Ce succès militaire a eu raison de l’Ukraine et de ses alliés occidentaux. Les impressionnants gains territoriaux obtenus lors des offensives de Kharkov et de Kherson, qui se sont déroulées entre la fin août et la mi-novembre 2022, se sont révélés être un narcotique. Tandis que la Russie s’adaptait aux nouvelles réalités d’un conflit élargi, en mobilisant des centaines de milliers de soldats, en construisant de solides défenses et en mettant son industrie de la défense sur un pied de guerre, les Ukrainiens et leurs conseillers de l’OTAN ont supposé qu’ils seraient simplement en mesure de répéter les succès de l’été-automne 2022 grâce à une grande contre-offensive estivale en 2023.

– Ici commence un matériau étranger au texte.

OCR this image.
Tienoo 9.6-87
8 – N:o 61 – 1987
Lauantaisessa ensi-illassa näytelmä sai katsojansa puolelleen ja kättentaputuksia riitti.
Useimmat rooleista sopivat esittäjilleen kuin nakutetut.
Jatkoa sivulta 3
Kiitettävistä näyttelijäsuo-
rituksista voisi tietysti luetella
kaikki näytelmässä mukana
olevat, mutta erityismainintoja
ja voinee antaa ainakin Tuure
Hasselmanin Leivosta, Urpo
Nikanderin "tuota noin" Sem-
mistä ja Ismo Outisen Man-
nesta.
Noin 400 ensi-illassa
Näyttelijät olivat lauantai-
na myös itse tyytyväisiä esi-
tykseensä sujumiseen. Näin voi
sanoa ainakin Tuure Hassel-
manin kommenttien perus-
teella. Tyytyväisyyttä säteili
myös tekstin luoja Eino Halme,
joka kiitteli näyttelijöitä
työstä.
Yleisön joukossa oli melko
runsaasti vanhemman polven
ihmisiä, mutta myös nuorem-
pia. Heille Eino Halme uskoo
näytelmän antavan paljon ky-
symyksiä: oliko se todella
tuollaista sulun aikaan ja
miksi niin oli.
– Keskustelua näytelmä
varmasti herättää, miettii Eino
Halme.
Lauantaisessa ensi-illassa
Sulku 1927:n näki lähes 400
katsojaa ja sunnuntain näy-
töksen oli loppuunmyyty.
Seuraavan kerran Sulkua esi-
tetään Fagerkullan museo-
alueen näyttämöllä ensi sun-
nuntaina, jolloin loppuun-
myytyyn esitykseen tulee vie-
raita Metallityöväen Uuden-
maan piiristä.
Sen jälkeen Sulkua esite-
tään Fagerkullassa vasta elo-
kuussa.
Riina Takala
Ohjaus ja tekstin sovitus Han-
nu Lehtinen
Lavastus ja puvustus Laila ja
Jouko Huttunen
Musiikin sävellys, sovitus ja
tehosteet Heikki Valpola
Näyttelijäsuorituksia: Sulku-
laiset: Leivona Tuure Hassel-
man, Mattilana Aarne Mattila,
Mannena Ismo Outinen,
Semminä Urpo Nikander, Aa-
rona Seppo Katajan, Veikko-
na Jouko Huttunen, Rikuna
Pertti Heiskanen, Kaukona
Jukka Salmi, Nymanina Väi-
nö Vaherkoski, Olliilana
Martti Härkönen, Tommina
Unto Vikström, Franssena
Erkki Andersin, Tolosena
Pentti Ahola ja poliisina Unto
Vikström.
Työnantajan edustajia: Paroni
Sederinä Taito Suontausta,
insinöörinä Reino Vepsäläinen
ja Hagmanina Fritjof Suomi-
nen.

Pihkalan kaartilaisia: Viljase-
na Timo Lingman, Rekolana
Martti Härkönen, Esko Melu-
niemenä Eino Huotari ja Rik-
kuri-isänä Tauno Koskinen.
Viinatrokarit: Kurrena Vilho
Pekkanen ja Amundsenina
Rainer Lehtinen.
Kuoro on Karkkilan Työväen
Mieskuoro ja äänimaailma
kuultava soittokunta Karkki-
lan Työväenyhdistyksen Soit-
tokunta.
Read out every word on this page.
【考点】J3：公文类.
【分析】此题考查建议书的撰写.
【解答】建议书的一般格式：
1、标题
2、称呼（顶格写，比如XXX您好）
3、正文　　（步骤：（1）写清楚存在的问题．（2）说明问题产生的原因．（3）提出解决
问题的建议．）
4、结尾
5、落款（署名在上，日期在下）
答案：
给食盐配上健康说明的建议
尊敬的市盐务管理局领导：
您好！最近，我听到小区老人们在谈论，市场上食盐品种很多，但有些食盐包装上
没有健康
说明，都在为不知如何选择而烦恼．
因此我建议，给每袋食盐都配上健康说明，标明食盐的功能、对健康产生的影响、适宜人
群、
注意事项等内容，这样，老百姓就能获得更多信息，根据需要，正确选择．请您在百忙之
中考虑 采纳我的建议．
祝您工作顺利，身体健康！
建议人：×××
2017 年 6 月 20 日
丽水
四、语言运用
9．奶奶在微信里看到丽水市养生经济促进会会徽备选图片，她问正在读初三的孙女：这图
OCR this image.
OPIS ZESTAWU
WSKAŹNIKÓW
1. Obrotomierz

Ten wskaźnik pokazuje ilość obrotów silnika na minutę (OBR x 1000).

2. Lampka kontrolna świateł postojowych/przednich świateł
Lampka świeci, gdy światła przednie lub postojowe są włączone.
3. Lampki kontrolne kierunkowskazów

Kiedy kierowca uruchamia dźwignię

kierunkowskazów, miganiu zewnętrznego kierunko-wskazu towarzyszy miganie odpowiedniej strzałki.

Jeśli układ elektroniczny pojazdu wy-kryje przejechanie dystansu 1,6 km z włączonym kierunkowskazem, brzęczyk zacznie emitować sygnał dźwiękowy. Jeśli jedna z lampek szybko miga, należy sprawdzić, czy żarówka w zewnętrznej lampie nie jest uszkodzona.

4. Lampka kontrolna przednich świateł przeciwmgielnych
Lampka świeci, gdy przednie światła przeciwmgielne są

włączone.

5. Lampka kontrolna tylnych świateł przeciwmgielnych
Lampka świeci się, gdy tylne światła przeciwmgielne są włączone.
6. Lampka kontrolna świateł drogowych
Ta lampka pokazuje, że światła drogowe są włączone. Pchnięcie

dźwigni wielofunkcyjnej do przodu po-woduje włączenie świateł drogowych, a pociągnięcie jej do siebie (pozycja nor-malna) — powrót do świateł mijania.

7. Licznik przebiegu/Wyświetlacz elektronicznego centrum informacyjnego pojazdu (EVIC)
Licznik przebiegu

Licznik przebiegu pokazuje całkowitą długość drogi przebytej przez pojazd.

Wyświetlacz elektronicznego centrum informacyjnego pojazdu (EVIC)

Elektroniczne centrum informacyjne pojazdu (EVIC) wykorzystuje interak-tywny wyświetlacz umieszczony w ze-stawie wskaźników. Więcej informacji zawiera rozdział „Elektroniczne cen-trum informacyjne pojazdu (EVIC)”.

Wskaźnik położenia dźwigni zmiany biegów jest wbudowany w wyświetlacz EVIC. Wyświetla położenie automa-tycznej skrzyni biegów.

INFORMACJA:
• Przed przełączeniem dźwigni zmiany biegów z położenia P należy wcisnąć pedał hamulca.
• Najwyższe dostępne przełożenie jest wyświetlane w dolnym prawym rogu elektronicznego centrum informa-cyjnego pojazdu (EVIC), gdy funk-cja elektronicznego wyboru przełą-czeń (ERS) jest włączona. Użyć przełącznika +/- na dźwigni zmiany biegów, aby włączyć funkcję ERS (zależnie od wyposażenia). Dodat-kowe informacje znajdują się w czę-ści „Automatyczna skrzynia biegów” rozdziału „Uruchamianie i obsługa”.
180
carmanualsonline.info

Cet espoir s’est avéré vain.

C’est à ce moment-là que les principes de la guerre d’usure ont commencé à être appliqués par les Russes sous une forme plus complète. Tandis que l’Ukraine et ses alliés de l’OTAN mettaient en place une capacité de frappe offensive massive, associant les dernières réserves de main-d’œuvre qualifiée de l’Ukraine à des milliards de dollars d’équipement et d’entraînement occidentaux, la Russie continuait à s’engager dans des opérations dites de « broyage de viande » dans la ville d’Artyomovsk (connue en Ukraine sous le nom de Bakhmut) et dans ses environs. Ces batailles ont entraîné des pertes massives dans les deux camps. La Russie, cependant, a été en mesure non seulement d’absorber ces pertes, mais aussi de continuer à accumuler des réserves stratégiques. L’Ukraine, quant à elle, a gaspillé des dizaines de milliers de soldats et des milliards de dollars de matériel militaire difficilement remplaçable qui avaient été réservés pour la contre-offensive de l’été 2023. Ainsi, lorsque les Ukrainiens ont finalement lancé leur contre-offensive, au début du mois de juin 2023, ils l’ont fait avec des forces insuffisantes. Au cours des mois suivants, qui se sont prolongés jusqu’à l’automne, l’armée ukrainienne s’est effondrée face aux défenses russes, qui étaient optimisées pour vaincre les attaquants.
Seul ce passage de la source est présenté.